HUD Announces 'Homebuyer Bill Of Rights'
June 27, 2002
Part Of Bush Administration Effort To Expand Homeownership Opportunities -- HUD to Reform Real Estate Settlement Procedures Act
WASHINGTON - Individuals and families who want to buy or refinance a home will find the process significantly easier under a proposal announced today by Housing and Urban Development Secretary Mel Martinez. Speaking at the National Press Club today, Martinez likened the reform measure to a "homebuyer bill of rights" that would require greater disclosure, allow consumers more choice, limit excessive settlement fees and encourage innovation and competition in the marketplace.
The proposal would reform the regulatory requirements under the Real Estate Settlement Procedures Act (RESPA) that govern settlement fees paid by homebuyers. Late last year, Martinez issued a policy statement that clarified HUD's position on fees paid by lenders to mortgage brokers in the purchasing and refinancing of a home.
"Americans spend approximately $50 billion each year on settlement costs without knowing exactly what they are paying for or having the opportunity to shop effectively for the best mortgage to suit their needs," said Martinez. "The Bush Administration believes it is time to take the confusion and uncertainty out of the home buying process by making loan shopping and settlement less frustrating and more understandable and ultimately, less costly."
The proposed "homebuyer bill of rights" is founded on a set of consumer-driven principles that would guide the settlement process. These principles mandate that homebuyers have the right:
- To receive settlement cost information early in the process, allowing them to shop for the mortgage product and settlement services that best meet their needs;
- To have the disclosed costs be as firm as possible, thereby avoiding surprises at settlement;
- To benefit from new products, competition and technological innovations that could lower settlement costs;
- To have access to better borrower education and simplified disclosure; and,
- To know they are protected through vigorous RESPA enforcement and a level playing field for all industry providers.
To meet these principles, HUD would reform the home buying process by:
- Changing the way lender payments to brokers are recorded and reported to consumers;
- Significantly improving HUD's Good Faith Estimate settlement cost disclosure; and,
- Removing regulatory barriers to allow market forces and increased competition to promote greater choice for consumers by allowing guaranteed packages or "bundling" of settlement services and mortgage loans.
In addition, Martinez discussed HUD's continuing effort to empower homebuyers through greater consumer education and RESPA enforcement. "We also plan to develop legislative proposals that would further protect consumers in the home buying process," Martinez said.

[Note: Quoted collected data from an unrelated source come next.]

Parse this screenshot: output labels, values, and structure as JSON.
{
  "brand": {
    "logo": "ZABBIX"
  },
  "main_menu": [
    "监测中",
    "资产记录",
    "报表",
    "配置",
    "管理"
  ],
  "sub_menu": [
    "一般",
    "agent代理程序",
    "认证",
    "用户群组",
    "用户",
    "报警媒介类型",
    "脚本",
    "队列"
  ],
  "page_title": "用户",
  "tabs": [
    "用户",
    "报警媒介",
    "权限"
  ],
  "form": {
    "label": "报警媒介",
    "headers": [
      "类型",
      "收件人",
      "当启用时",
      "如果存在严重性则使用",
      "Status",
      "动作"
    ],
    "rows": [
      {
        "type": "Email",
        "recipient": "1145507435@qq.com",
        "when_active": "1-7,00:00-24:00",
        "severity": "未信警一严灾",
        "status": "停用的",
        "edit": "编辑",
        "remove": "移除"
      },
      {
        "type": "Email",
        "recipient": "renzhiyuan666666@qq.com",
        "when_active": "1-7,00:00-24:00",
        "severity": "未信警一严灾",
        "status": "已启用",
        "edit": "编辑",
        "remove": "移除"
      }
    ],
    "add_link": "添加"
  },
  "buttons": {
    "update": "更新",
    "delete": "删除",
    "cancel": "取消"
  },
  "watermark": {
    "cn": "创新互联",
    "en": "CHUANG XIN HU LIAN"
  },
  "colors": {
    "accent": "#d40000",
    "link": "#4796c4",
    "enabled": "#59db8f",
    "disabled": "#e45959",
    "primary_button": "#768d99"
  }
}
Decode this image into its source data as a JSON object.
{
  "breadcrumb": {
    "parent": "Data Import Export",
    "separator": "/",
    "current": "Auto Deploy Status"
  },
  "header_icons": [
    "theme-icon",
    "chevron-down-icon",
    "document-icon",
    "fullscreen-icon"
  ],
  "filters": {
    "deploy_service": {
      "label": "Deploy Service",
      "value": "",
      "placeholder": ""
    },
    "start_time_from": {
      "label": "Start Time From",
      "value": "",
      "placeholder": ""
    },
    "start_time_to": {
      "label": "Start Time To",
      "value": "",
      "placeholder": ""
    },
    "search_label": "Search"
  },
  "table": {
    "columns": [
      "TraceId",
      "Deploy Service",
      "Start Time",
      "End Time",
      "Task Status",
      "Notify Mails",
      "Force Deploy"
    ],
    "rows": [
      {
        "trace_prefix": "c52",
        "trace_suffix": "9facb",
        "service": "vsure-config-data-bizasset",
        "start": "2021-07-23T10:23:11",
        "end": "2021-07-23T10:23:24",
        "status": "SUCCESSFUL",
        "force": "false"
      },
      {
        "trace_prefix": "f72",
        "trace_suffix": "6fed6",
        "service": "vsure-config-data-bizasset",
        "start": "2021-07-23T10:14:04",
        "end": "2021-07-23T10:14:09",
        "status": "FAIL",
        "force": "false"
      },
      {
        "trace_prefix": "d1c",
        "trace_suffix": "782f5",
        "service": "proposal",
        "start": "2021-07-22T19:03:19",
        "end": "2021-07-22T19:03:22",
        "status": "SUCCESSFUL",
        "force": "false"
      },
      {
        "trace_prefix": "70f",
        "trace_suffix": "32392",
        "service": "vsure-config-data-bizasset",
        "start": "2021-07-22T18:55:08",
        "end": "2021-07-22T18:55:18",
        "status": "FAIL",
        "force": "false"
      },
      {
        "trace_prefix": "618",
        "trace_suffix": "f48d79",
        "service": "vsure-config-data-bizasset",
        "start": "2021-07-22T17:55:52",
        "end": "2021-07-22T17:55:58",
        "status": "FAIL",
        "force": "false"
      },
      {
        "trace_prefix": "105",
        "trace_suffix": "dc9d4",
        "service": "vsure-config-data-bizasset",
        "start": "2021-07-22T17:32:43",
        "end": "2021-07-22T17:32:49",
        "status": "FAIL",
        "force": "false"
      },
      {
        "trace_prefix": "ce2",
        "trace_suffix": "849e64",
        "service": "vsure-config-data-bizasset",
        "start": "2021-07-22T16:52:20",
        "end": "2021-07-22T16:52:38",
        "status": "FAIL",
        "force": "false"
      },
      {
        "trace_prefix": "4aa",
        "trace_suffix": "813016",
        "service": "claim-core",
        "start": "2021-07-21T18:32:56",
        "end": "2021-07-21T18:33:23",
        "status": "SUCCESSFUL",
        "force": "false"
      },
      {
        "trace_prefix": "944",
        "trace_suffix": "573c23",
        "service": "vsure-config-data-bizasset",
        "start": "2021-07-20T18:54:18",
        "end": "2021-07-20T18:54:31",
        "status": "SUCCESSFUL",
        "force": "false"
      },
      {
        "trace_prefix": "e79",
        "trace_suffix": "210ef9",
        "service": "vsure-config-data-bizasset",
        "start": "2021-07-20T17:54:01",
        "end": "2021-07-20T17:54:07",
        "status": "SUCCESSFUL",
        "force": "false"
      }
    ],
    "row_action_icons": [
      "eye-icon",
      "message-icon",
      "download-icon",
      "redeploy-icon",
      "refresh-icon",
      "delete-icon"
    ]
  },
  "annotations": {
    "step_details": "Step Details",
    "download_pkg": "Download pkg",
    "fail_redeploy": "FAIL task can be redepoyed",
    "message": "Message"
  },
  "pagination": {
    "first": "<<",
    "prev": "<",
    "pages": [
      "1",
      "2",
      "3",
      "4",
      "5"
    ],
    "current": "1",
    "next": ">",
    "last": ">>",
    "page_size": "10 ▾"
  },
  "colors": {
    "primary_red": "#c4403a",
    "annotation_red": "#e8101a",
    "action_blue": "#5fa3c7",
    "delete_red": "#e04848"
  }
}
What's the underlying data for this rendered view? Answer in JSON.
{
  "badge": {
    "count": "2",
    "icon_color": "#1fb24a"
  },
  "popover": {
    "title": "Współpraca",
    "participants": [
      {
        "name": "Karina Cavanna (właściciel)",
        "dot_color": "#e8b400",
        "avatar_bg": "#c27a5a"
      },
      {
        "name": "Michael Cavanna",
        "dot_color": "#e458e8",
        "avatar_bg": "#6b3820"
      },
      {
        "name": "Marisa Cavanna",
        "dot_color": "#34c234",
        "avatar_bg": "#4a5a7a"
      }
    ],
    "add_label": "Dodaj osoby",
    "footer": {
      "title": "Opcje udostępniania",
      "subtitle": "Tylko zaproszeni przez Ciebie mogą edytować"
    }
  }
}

Mortgage Broker and Lender Fees
Under current rules, many borrowers do not understand the role of the mortgage broker and what fees the broker charges. HUD's proposal creates a more "transparent" settlement process to facilitate consumers' understanding of the true costs of their mortgage. The rule would fundamentally change the way lender payments to mortgage brokers - yield spread premiums - are recorded and reported to consumers.
Martinez wants brokers to inform consumers about what they charge and how lender payments can help lower settlement costs. These payments now will be clearly disclosed so consumers can make the best financing choice.
More Choice Through Enhanced Disclosure
The proposal will promote greater choice for the homebuyer in shopping for lower-cost mortgages and settlement services. It will significantly improve HUD's Good Faith Estimate (GFE) settlement cost disclosure to make it firmer and more useful so consumers can use it to shop for the best deals. The current GFE allows a listing of charges that falls short of informing consumers what their big-ticket settlement charges are and who gets them. The current rules also do not ensure that the GFE is reliable.
Removing Regulatory Barriers
In 1974, RESPA was passed into law to keep settlement costs down by targeting illegal unearned fees, splits of fees, referral fees and kickbacks. Over the years, however, RESPA rules have impeded the offering of guaranteed packages of settlement services and mortgages that could lower costs and enable consumers to more easily shop for mortgages. The proposal would remove regulatory barriers to allow guaranteed mortgage loan packages that will provide more choices for consumers shopping for their mortgages.
The Office of Management and Budget (OMB) is completing its review of HUD's proposal. After the proposal is approved by OMB and provided to Congress for prepublication review for 15 days, the proposal will be published in the Federal Register and made available for public comment for 90 days.